Though their cases are decades old, it’s not lost on these men, the cast or DuVernay how the urgent crisis of overpolicing in Black and Brown communities persists.
“[Supreme Court Justice] Brett Kavanaugh can just say ‘boys will be boys,’ but it doesn’t apply to boys like Yusef, Raymond, Kevin, Antron and Korey,” DuVernay said. “As long as that’s probable and possible, which it entirely is right now, this kind of story is always timely. And we have to keep making time to tell it.”

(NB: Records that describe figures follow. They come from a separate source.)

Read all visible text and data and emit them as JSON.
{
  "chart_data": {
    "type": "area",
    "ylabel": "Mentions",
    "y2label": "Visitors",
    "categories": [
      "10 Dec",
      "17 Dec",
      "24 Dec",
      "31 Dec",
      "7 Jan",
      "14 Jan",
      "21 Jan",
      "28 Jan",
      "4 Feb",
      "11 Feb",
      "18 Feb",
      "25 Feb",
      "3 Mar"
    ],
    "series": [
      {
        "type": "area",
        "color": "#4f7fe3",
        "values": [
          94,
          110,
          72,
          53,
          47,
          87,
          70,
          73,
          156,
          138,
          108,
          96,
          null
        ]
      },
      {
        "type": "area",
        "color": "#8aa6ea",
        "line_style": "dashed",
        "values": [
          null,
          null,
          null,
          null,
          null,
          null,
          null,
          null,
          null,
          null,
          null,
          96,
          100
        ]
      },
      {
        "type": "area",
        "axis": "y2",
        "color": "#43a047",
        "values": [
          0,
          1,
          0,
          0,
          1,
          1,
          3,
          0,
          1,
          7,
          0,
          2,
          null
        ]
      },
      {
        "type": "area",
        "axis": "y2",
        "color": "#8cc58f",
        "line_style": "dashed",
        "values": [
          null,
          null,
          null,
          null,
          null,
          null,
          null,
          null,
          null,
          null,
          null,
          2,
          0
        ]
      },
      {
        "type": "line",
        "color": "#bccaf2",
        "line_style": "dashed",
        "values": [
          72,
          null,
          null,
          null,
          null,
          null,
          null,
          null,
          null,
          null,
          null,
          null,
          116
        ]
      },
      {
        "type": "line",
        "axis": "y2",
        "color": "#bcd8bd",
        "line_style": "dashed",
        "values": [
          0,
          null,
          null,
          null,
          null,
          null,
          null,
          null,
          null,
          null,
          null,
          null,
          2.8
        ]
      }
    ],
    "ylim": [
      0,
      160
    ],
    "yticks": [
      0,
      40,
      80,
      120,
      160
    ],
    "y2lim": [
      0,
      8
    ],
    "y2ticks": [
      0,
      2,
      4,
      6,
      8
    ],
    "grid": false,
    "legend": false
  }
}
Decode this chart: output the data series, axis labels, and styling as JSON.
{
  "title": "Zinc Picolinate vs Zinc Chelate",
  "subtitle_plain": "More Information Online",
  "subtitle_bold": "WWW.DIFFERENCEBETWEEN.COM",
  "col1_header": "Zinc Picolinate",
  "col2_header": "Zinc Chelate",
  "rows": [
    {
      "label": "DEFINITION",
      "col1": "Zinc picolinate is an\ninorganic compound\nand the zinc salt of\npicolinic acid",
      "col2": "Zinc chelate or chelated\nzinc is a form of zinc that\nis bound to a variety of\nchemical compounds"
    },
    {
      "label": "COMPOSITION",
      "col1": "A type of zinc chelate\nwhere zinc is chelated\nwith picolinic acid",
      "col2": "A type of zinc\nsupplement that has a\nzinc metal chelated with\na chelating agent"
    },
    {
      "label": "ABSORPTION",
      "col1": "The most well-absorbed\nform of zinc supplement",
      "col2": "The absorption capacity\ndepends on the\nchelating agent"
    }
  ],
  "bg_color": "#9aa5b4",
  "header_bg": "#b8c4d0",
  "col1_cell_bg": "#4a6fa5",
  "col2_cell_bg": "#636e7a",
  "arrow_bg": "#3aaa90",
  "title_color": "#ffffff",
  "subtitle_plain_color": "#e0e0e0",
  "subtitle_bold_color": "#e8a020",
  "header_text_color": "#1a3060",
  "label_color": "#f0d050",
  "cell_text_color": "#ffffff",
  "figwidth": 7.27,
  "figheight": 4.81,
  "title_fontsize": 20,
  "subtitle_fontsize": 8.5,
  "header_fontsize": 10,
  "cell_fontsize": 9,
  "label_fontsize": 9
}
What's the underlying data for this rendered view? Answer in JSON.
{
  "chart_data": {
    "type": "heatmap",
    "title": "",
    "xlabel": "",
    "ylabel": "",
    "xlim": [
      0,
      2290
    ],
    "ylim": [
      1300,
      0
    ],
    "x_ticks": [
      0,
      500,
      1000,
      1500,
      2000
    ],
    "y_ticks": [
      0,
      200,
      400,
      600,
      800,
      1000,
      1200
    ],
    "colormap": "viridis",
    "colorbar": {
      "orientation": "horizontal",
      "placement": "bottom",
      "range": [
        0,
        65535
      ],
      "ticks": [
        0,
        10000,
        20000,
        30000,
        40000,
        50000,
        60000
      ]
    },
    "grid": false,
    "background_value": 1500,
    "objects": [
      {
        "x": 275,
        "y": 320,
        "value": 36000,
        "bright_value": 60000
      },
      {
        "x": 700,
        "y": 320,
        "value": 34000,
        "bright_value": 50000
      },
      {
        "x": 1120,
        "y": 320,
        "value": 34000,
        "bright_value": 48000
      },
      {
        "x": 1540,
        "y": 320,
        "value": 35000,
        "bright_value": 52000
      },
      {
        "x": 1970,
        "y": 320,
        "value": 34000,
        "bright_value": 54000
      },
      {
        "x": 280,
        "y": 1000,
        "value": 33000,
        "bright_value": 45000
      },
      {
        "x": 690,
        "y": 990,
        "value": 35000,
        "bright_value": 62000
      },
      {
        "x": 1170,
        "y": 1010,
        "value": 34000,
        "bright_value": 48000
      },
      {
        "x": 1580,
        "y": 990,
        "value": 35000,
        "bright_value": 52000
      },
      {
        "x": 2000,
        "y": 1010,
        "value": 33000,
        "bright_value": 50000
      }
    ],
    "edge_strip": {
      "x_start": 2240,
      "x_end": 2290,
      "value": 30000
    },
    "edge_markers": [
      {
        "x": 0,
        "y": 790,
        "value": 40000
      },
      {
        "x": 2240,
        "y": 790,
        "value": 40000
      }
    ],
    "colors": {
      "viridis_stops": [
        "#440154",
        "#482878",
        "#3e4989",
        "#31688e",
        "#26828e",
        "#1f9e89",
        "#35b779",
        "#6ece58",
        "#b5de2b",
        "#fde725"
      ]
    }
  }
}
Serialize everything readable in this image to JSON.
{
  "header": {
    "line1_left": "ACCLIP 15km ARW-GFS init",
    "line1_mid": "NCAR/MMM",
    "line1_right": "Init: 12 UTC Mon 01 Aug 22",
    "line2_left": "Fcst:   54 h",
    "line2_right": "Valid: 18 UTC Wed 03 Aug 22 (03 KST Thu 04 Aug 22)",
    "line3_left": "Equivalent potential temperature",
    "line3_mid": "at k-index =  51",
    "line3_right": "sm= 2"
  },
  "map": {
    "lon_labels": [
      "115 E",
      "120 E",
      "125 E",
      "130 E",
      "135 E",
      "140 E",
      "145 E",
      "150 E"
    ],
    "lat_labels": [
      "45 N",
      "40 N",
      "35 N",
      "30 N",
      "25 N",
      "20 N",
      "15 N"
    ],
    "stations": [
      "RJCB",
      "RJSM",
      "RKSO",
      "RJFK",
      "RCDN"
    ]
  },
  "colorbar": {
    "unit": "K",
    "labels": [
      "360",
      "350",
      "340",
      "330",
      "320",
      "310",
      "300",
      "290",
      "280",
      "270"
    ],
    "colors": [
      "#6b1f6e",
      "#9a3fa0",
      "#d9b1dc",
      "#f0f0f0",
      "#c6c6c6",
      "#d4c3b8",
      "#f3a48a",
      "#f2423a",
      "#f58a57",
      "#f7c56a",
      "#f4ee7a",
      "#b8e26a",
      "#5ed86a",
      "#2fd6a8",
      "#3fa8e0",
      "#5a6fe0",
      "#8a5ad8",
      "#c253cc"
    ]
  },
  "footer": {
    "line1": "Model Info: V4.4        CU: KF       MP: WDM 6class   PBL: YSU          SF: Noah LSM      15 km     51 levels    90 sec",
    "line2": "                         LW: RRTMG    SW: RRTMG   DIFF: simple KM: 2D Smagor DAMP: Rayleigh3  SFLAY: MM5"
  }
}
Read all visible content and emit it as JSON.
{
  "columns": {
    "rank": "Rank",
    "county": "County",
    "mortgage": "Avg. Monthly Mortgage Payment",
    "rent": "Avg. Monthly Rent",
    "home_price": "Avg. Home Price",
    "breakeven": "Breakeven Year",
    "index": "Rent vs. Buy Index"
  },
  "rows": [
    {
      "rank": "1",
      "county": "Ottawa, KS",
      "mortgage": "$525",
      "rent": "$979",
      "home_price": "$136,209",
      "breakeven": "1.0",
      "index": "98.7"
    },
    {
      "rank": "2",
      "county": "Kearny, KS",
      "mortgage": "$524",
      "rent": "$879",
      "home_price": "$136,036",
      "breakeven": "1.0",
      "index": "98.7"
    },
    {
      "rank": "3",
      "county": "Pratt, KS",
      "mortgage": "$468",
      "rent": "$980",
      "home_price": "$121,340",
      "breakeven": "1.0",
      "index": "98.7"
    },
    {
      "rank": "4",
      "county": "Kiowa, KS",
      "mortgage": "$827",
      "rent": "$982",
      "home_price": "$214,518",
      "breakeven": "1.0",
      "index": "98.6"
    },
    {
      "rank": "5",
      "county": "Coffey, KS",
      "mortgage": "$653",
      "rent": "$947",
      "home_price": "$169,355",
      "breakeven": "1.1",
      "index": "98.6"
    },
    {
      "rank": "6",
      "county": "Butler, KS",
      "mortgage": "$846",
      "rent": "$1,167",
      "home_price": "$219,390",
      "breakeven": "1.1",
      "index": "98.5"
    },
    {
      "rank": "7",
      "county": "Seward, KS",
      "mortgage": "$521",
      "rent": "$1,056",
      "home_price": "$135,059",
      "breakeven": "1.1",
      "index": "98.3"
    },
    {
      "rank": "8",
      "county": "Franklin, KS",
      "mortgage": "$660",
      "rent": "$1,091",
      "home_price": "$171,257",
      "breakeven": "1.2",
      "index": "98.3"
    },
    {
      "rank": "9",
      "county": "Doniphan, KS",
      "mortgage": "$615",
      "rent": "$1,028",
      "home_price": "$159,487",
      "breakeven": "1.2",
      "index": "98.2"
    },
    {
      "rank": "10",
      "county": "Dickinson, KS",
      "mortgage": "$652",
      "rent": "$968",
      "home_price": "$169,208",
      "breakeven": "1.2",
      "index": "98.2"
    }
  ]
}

In this series, DuVernay masterfully portrays these men’s stories from their point of view, highlighting their innocence, their humanity and their resilience through the pain imposed upon them. She said it was an honor to tell their stories and watch it with them, calling it a “highlight of my career.”
“To have sat behind the real men who watched it, and they turned around to me, and they tell me, ‘You did that. You got it right. Thank you...’ What else do I need?” the filmmaker told HuffPost. “This was a four-year process. All I wanted them to do was feel like they had been respected and seen, acknowledged, and that was my goal. And I’m happy with it.”